Last year, we tested the water with an online package on the 'BBC and Elections'. This year there's a second package revealing the 'Birth and evolution of TV', from its Alexandra Palace days in the 1930s. And so on, building towards our ultimate 100 voices collection.
New edition of Pinkoes & Traitors
And there’s yet more. Our official historian, Professor Jean Seaton, will publish her new expanded paperback edition of Pinkoes & Traitors in 2016, exploring the difficult years of the BBC under Margaret Thatcher's government via a sequence of astute and engaging thematic perspectives.
You can catch BBC History out and about too! 'The Story of Children’s TV' exhibition, curated by The Herbert Museum in Coventry and breaking all footfall records as it tours around the UK, is now at Portsmouth Museum.

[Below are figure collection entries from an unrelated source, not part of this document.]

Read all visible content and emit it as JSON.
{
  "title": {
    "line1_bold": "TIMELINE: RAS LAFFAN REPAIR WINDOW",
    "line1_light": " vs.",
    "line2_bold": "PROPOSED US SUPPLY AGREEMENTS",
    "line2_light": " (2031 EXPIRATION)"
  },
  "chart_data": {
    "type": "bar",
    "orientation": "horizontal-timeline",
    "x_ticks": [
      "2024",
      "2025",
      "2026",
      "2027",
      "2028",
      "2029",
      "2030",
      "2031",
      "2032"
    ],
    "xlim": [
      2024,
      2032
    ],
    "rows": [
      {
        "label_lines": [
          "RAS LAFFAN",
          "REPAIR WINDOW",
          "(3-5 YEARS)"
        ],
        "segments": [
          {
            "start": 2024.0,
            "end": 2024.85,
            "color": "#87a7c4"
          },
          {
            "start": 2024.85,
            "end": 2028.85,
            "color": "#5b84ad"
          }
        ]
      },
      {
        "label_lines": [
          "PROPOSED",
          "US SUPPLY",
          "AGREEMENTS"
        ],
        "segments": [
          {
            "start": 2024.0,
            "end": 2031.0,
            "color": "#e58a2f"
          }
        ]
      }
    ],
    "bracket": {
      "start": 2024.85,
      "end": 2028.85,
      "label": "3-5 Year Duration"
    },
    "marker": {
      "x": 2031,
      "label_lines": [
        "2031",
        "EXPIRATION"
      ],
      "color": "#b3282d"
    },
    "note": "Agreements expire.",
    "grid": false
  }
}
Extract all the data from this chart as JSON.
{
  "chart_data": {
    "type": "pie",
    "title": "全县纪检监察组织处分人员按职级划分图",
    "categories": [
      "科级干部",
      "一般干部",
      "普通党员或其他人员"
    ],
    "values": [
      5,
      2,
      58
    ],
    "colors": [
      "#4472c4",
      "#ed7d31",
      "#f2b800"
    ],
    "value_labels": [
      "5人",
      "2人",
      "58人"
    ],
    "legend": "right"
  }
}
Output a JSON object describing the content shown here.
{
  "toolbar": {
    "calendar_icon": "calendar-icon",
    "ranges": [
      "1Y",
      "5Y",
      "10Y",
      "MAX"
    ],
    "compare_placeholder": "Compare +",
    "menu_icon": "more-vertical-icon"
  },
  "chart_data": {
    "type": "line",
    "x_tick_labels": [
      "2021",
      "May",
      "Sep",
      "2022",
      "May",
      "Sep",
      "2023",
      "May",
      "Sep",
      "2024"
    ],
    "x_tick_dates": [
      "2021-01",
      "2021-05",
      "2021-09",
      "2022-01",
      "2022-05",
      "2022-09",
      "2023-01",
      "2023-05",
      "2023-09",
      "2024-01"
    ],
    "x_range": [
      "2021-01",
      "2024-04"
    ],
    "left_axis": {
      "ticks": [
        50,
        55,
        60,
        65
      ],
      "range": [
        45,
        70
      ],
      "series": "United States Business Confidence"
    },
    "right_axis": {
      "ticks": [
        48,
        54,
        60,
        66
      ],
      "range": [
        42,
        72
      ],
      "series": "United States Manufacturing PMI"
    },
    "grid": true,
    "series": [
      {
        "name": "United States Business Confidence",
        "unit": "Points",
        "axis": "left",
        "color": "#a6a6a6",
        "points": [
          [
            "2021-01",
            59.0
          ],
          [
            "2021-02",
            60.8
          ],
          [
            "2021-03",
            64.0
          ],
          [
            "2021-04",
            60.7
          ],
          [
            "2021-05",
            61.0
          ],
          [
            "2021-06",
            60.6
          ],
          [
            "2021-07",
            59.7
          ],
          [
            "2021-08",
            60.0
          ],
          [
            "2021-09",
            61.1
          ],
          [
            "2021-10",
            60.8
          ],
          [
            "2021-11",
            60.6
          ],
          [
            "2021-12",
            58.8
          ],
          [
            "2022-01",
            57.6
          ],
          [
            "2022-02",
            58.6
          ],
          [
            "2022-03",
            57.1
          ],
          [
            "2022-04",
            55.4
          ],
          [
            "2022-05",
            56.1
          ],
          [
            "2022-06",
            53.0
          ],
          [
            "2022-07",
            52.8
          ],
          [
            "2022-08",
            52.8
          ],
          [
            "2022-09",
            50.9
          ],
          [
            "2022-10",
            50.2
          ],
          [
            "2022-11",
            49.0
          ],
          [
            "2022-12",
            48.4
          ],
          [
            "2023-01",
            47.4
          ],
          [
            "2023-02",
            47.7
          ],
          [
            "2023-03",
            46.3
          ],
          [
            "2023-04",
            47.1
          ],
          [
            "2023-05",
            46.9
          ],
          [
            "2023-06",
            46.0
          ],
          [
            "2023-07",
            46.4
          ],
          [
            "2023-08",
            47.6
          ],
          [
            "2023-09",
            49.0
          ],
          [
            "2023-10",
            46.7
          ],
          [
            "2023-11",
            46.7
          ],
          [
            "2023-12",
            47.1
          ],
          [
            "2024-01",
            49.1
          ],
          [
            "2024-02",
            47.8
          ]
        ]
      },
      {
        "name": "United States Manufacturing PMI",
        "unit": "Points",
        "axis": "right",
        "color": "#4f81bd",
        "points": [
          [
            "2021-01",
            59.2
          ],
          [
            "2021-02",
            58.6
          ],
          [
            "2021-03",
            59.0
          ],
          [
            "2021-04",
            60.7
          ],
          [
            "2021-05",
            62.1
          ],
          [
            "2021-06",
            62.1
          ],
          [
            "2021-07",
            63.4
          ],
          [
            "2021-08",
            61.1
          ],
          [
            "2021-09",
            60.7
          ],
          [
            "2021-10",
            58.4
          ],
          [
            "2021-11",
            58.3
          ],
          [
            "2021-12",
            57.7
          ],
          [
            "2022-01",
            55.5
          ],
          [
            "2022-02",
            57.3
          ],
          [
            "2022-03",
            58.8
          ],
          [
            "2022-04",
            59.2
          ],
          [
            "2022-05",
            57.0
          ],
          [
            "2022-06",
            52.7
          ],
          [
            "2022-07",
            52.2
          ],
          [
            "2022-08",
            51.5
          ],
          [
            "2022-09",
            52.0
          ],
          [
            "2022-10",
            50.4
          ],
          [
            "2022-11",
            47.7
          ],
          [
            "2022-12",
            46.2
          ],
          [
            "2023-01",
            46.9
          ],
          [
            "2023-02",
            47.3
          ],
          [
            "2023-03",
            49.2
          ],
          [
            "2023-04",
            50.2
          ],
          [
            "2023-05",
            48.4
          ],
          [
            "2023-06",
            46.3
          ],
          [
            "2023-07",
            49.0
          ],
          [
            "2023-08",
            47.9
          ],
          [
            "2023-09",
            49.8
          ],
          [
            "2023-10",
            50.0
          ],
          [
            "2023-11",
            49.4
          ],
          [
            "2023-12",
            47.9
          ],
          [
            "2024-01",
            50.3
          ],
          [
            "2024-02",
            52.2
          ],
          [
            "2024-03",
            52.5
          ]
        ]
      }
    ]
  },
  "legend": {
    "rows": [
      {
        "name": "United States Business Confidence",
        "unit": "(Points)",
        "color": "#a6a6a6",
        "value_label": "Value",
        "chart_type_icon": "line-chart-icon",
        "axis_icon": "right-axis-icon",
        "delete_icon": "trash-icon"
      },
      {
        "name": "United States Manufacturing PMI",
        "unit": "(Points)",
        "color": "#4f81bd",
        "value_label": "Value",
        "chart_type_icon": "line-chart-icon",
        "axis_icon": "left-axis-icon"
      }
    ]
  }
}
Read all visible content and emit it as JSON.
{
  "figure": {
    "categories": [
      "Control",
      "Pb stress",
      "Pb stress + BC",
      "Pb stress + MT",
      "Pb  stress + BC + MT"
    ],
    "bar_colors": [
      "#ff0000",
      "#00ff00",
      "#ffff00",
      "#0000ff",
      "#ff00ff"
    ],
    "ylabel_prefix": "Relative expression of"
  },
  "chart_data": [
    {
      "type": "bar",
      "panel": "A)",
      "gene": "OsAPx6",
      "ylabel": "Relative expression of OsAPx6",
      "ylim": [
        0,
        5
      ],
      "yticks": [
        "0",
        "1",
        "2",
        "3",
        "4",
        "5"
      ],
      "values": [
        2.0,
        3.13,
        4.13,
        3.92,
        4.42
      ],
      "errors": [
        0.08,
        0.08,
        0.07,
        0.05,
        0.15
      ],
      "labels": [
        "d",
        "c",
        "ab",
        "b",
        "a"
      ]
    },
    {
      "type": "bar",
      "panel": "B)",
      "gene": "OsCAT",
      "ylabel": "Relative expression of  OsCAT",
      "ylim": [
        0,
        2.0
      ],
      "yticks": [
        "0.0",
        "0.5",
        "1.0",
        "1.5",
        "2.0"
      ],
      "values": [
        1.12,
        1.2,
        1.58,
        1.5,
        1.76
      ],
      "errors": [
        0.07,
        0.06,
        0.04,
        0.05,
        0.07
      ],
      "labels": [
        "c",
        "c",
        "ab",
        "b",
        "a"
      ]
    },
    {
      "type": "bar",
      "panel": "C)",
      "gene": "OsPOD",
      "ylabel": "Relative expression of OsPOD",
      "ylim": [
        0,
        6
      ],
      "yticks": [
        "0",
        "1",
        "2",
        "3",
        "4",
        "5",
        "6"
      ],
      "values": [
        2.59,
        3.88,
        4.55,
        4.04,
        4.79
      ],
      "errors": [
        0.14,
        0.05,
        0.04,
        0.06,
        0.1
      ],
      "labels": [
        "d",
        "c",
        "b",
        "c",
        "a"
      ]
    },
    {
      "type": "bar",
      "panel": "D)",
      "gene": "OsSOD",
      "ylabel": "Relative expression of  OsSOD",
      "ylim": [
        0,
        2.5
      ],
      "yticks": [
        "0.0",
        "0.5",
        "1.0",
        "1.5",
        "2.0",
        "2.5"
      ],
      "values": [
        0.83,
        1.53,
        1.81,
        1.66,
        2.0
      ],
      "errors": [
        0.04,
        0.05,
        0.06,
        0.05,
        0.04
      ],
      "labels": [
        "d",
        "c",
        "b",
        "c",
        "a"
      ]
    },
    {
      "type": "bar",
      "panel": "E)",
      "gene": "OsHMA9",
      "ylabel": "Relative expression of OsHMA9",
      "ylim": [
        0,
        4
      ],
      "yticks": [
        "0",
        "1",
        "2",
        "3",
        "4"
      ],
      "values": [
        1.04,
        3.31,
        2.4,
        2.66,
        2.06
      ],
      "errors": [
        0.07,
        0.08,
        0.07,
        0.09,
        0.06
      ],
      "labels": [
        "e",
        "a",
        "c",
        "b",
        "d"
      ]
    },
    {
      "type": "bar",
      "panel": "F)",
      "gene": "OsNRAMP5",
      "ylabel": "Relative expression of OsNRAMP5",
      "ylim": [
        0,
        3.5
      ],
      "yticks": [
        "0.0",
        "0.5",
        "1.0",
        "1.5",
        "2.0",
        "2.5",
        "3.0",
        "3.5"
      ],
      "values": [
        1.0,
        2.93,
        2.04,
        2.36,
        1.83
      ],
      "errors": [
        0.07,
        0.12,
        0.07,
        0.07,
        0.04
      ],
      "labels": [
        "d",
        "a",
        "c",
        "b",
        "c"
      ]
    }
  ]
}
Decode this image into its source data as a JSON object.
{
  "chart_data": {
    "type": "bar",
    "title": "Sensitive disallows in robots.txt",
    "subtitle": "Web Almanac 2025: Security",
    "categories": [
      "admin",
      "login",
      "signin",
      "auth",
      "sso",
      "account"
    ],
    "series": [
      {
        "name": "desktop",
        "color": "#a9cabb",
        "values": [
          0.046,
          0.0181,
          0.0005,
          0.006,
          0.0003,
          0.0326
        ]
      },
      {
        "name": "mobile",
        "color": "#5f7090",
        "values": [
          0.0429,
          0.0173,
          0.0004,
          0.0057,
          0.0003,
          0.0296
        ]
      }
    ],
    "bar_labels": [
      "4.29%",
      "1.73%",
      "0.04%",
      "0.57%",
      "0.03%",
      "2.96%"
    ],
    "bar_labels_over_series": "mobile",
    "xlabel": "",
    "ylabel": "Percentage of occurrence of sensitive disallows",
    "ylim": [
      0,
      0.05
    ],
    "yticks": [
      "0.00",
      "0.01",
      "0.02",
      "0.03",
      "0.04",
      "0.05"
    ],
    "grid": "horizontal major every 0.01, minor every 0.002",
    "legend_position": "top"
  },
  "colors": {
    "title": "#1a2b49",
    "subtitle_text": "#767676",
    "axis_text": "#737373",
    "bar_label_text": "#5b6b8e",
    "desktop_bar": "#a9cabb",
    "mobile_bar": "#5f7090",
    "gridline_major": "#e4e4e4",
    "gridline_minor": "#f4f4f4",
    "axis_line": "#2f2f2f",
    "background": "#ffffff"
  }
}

BBC History also supports the 'Make It Digital' campaign with an insightful exhibition at Bletchley Park on one of the nation’s forgotten code-breakers, Gordon Welchman.
Then, later in 2016, our 'Faces of Comedy' photographic exhibition will open at Compton Verney Museum in Warwickshire, revealing famous BBC comedians behind the scenes, on set among the paraphernalia of cameras and microphones, in avid script discussion or just having a well-earned cuppa. Hope to see you there.